How to draw a cumulative frequency graph
You normally start with a table like this: (click on the piece of paper icon at the top right!)
Annotations:
Time waiting (min) | No. of passengers |
0 < T ≤ 5 14
5 < T ≤ 10 35
10 < T ≤ 15 26
15 < T ≤ 20 18
20 < T ≤ 25 7
This needs to be changed into a cumulative frequency table. (like this)
Annotations:
Time waiting Passengers
T ≤ 5 14
T ≤ 10 (14+35 =) 49
T ≤ 15 (49+26=) 75
T ≤ 20 (75+18=) 93
T ≤ 25 (93+7=) 100
Now, plot the graph, with the cumulative frequency (number of
passengers) on the y axis, and the time waiting on the x axis.
Use a sensible scale, and don't forget to label the axes!
Join the points up with a smooth line that goes through every point.

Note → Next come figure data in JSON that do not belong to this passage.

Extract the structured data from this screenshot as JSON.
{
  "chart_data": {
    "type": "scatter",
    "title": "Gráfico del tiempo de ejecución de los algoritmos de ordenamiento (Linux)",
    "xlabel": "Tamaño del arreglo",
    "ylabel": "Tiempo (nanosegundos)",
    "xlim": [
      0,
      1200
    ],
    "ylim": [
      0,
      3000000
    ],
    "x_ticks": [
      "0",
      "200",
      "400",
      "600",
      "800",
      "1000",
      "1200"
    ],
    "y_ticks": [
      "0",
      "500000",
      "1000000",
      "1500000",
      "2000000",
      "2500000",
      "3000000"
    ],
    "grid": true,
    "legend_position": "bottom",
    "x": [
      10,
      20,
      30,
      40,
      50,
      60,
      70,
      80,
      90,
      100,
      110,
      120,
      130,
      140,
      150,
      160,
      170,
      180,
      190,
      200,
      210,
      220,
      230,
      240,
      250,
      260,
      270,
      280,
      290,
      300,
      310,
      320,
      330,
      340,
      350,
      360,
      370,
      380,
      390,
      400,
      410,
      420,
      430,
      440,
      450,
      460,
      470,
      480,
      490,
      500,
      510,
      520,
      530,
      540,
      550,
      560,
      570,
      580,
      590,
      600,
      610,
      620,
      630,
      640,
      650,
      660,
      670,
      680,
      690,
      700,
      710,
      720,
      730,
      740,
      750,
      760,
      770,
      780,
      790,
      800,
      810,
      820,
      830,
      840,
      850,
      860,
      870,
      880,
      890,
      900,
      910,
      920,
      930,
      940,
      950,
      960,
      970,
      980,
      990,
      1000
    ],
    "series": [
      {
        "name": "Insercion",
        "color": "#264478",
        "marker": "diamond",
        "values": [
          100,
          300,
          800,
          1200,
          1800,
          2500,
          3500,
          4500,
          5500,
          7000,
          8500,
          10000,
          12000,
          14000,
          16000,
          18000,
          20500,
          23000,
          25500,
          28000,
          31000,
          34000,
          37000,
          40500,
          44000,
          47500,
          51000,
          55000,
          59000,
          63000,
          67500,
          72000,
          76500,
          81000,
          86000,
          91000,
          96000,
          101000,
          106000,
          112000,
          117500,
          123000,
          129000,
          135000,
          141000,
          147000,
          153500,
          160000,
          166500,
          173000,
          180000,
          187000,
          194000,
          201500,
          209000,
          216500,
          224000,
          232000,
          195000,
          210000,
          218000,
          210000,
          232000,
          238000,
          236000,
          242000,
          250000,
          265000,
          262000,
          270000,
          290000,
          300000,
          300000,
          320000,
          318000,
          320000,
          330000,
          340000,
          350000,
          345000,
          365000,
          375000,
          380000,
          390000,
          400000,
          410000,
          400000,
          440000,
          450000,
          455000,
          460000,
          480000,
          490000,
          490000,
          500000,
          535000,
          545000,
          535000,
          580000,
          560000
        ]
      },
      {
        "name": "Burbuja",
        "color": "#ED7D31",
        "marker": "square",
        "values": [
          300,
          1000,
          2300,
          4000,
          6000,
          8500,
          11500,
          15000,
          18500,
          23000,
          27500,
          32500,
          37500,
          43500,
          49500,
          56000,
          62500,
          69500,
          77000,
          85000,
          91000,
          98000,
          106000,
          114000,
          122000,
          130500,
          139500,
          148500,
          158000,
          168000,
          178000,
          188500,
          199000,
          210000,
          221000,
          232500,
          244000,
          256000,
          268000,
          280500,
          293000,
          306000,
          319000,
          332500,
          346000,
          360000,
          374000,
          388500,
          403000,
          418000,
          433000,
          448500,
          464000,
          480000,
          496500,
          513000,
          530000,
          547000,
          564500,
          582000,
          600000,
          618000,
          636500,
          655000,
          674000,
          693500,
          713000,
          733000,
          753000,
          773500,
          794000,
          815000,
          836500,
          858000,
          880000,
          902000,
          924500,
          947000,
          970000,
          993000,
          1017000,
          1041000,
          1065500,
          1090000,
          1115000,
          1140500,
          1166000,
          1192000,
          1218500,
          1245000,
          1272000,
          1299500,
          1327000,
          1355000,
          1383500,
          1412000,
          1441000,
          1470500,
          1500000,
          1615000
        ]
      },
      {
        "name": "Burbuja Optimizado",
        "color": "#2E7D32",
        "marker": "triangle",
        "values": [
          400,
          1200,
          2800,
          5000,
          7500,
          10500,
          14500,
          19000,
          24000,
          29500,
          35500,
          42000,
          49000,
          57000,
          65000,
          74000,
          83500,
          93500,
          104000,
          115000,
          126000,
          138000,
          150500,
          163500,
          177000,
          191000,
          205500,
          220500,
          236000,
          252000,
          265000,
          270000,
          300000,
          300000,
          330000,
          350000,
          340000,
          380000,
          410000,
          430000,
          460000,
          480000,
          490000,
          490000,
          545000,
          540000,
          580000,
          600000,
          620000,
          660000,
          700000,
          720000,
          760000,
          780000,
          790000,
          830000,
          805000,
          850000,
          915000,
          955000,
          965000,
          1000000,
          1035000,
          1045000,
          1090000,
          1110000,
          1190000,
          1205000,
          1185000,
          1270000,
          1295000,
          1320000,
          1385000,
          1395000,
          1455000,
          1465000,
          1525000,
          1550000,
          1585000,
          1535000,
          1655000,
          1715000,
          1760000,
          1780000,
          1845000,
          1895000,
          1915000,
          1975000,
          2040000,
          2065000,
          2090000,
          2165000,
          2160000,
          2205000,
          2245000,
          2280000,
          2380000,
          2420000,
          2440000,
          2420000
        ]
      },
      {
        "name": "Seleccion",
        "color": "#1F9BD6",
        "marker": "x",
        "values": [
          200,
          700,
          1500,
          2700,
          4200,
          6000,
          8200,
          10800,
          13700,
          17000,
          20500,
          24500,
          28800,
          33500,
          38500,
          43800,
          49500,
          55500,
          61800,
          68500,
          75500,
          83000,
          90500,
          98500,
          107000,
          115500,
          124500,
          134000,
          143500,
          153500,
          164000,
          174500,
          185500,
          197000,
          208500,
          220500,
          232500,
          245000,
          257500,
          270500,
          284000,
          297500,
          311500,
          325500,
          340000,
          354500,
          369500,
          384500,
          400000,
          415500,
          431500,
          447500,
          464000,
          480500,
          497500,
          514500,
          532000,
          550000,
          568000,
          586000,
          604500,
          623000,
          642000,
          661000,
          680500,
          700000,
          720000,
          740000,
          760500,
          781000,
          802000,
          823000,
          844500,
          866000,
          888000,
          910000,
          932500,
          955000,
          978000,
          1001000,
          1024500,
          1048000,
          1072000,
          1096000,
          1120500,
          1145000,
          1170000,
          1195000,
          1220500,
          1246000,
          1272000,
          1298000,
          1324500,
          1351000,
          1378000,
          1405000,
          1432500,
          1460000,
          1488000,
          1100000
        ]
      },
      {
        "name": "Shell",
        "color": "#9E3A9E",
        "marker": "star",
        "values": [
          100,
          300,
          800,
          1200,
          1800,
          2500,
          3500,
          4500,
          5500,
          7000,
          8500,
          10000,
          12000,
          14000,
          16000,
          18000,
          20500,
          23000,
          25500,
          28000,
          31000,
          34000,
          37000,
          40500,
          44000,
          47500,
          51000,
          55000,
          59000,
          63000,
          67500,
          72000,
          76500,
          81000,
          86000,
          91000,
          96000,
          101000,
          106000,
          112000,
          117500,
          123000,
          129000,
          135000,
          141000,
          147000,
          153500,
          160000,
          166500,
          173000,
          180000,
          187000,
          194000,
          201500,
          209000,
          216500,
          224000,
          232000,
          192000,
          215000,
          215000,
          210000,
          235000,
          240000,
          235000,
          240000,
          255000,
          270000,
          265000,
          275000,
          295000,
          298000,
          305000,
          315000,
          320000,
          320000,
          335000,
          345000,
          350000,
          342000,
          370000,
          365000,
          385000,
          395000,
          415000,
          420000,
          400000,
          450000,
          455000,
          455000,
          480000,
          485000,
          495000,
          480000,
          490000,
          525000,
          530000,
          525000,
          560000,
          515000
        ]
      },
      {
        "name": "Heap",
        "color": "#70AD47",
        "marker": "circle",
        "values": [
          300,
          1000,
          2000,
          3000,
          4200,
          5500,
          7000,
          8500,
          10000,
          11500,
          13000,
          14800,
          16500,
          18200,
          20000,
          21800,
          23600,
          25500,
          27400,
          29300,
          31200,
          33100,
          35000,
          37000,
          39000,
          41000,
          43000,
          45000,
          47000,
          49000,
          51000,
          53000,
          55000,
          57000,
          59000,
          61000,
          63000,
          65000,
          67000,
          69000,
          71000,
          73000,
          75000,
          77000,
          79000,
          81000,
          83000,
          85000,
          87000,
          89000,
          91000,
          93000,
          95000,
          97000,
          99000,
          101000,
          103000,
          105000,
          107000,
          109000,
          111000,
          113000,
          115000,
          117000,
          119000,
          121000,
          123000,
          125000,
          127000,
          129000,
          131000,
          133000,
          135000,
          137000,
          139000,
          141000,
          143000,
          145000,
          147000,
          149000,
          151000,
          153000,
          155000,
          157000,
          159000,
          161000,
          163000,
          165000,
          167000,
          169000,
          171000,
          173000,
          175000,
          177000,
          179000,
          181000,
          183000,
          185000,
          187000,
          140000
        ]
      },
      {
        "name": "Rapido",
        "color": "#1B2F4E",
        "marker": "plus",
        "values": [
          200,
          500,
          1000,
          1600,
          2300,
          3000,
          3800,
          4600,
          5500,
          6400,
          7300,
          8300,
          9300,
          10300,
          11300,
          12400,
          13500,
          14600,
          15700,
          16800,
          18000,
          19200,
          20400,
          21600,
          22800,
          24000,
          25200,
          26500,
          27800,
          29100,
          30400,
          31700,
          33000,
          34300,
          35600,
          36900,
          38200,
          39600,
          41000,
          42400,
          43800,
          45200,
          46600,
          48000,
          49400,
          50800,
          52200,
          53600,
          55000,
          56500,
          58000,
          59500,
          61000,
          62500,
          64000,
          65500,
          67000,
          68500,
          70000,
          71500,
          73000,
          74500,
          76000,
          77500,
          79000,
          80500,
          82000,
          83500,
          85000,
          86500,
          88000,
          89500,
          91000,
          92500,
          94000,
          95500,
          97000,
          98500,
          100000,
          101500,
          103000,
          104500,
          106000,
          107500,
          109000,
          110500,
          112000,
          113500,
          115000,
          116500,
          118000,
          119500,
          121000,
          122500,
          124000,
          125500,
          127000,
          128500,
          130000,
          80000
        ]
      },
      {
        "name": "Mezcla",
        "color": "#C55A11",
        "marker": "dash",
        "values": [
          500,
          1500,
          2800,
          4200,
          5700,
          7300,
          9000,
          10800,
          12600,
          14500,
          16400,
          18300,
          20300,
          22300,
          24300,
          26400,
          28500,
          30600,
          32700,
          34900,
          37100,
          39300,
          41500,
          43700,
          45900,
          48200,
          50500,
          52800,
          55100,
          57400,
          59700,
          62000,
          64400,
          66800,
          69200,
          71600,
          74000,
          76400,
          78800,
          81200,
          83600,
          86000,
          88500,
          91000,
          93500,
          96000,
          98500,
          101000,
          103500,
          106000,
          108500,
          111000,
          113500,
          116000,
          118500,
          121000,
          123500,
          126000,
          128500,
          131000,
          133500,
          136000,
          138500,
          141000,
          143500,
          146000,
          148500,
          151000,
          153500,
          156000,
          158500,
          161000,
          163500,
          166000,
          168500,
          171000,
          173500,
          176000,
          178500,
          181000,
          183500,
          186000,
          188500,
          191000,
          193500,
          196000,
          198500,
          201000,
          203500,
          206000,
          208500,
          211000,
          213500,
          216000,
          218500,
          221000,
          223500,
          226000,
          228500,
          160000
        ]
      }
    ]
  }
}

To find the median using your graph...
Find the middle of the cumulative frequency. (By
dividing the total cumulative frequency by 2) In this
example, the total is 100, so you are looking for 50
Draw a line with a ruler horizontally from the 50 on
the cumulative frequency along to where it meets
the curved line you drew on the graph to join up the
points.
From the point where these two lines meet,
draw another line directly downwards, and
whatever number this line goes to on the x
axis is the median time waiting.
To find the quartiles, do the same as for the
median, but with whatever one quarter of the
total cumulative frequency is (for the lower
quartile) and three quarters of it for the upper
quartile.
To find the IQR, find both quartiles using the method above,
and then subtract the LQ from the UQ.
When plotting, make sure you put the points in the
right place along the x axis. eg for the first one, put
it on the line where 5 is, nowhere before it.